Mr Hill worked at the Covenant School for more than 14 years, according to a statement from his family. “As we grieve and try to grasp any sense of understanding of why this happened, we continue to ask for support,” the statement said.

He was a father of eight children, according to a GoFundMe made in his honor, and had 14 grandchildren, US media reported. He enjoyed cooking and spending time with his family, his relatives told ABC News.

Tim Dunavant, a pastor at Hartsville First United Methodist Church, said he had previously worked at the Covenant and had hired Mr Hill.

He said he would miss “those encouraging texts out of the blue” from Mr Hill, and would not be surprised if it turned out Mr Hill had sacrificed his life to save others because “he was the kind of guy that would do that”.

Cynthia Peak, 61

Ms Peak was a substitute teacher working at the school on the day of the attack, police said.

She grew up in Louisiana. Chuck Owen, who said he was a lifelong friend of hers, wrote a tribute to her on Facebook saying he couldn’t wrap his mind around her death. “I grieve through tears as I write these words,” he wrote.

Ms Peak survived by her husband, daughter and two sons.

She had an “unwavering faith in Christ”, her brother, Bill Broyles, told the Tennesseans. “She was a strong believer.
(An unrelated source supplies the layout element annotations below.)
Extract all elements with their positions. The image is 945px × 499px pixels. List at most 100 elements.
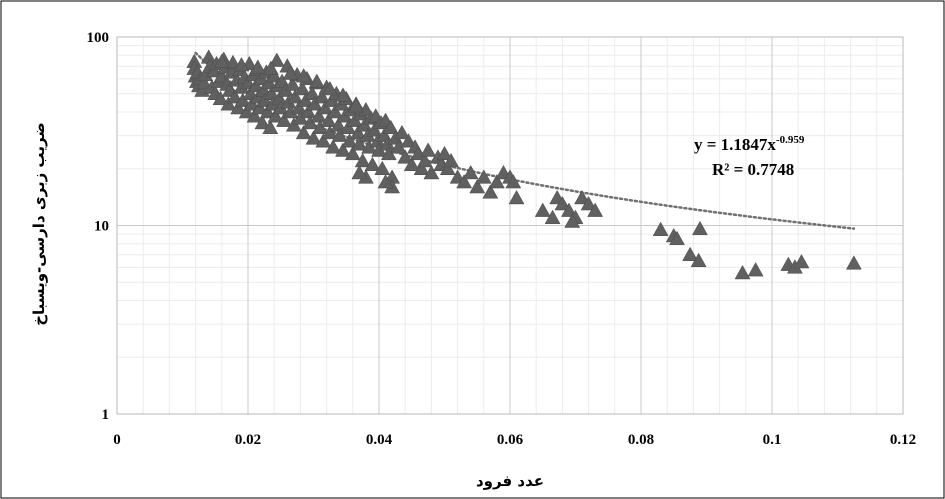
data-point [196,75,213,90]
data-points [186,49,862,280]
data-point [669,230,685,246]
data-point [416,152,433,168]
x-tick-label: 0.02 [235,432,261,448]
data-point [340,119,357,135]
data-point [439,160,456,176]
data-point [315,133,332,148]
data-point [692,220,708,236]
data-point [335,87,351,102]
data-point [317,100,334,115]
data-point [233,57,250,72]
data-point [295,68,312,83]
data-point [544,209,561,224]
data-point [305,130,322,145]
y-axis-title: ضریب زبری دارسی-ویسباخ [30,122,48,326]
data-point [308,73,325,88]
data-point [482,184,499,199]
data-point [420,142,437,157]
data-point [734,264,751,280]
x-tick-labels: 0 0.02 0.04 0.06 0.08 0.1 0.12 [113,432,916,448]
data-point [351,164,368,180]
data-point [249,59,266,74]
data-point [488,174,505,189]
data-point [344,145,361,161]
data-point [348,98,364,113]
plot-border [116,36,904,415]
data-point [306,96,323,111]
data-point [394,124,410,140]
data-point [351,136,368,151]
data-point [580,196,597,211]
data-point [508,189,525,205]
data-point [397,149,414,164]
x-tick-label: 0.1 [763,432,782,448]
data-point [364,156,381,172]
data-point [263,60,279,75]
data-point [225,54,241,70]
data-point [268,52,285,67]
data-point [366,122,383,137]
data-point [443,152,459,168]
data-point [206,63,222,78]
trendline-equation: y = 1.1847x-0.959 [694,134,805,154]
data-point [259,103,276,119]
equation-exponent: -0.959 [776,134,805,146]
data-point [403,156,420,172]
data-point [377,174,394,189]
data-point [314,89,330,104]
data-point [267,108,284,123]
data-point [469,179,486,194]
data-point [436,145,453,161]
data-point [246,108,263,123]
y-tick-labels: 1 10 100 [87,30,110,423]
x-tick-label: 0.06 [497,432,524,448]
y-tick-label: 100 [87,30,110,46]
data-point [213,53,230,68]
data-point [321,124,338,140]
x-tick-label: 0.04 [366,432,393,448]
data-point [341,133,358,148]
trendline-r-squared: R² = 0.7748 [712,160,794,179]
data-point [423,164,440,180]
data-point [220,96,237,111]
x-tick-label: 0.08 [628,432,654,448]
data-point [554,196,571,211]
data-point [300,103,317,119]
data-point [682,246,699,261]
data-point [325,139,342,154]
data-point [561,202,577,217]
data-point [321,80,338,96]
plot-area-border [116,36,904,415]
x-axis-title: عدد فرود [476,472,544,490]
data-point [287,89,304,104]
data-point [312,119,328,135]
data-point [244,96,260,111]
data-point [456,174,473,189]
data-point [254,114,271,130]
x-tick-label: 0 [113,432,121,448]
data-point [304,85,321,100]
data-point [564,213,581,228]
data-point [327,103,344,119]
data-point [226,89,243,104]
data-point [747,262,764,277]
data-point [587,202,604,217]
data-point [238,103,255,119]
y-tick-label: 10 [94,219,109,235]
data-point [262,119,279,135]
data-point [294,80,311,96]
data-point [320,112,337,127]
data-point [462,164,479,180]
data-point [505,174,522,189]
data-point [400,133,417,148]
data-point [284,76,301,91]
data-point [282,65,299,80]
data-point [276,112,292,127]
data-point [247,77,264,93]
data-point [382,119,399,135]
data-point [212,90,229,106]
data-point [652,221,669,236]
She would want a positive approach on this to help God’s kingdom on Earth.”

Koonce, 60, was a Baton Rouge native and graduated from Louisiana State University and University High Lab School.

Governor Bill Lee said his wife, Maria, had planned to meet Ms Peak on Monday night but was killed hours before.

Hallie Scruggs, 9

Hallie was the daughter of Chad Scruggs, senior pastor at Covenant Presbyterian Church. He described his daughter as “such a gift” in a statement to ABC News.

He also spoke of his faith that they would one day be reunited.

“We are heartbroken,” he told the outlet. “Through tears we trust that she is in the arms of Jesus who will raise her to life once again.”

Evelyn Dickhaus, 9

Evelyn Dickhaus

Evelyn Dickhaus

At a church service held hours after the shooting, a senior minister at Woodmont Christian Church said Evelyn Dieckhaus was in the third grade. Her sister, who is two years older, cried during the service according to the Tennessean newspaper.

“I don’t want to be an only child,” the report quotes her as saying.

In a statement shared with US media, her family said their hearts were “completely broken”.

“We cannot believe this has happened,” they said. “Evelyn was a shining light in this world.”

William Kinney, 9

Rachael Freitas, a friend of the family, described the 3rd grader as a child with an “unflappable spirit”.

“He was unfailingly kind, gentle when the situation called for it, quick to laugh, and always inclusive of others,” he wrote in a GoFundMe fundraiser he created in his honor. “Sweet Will know no strangers, and our hearts are broken for his family as they try to find their way forward.”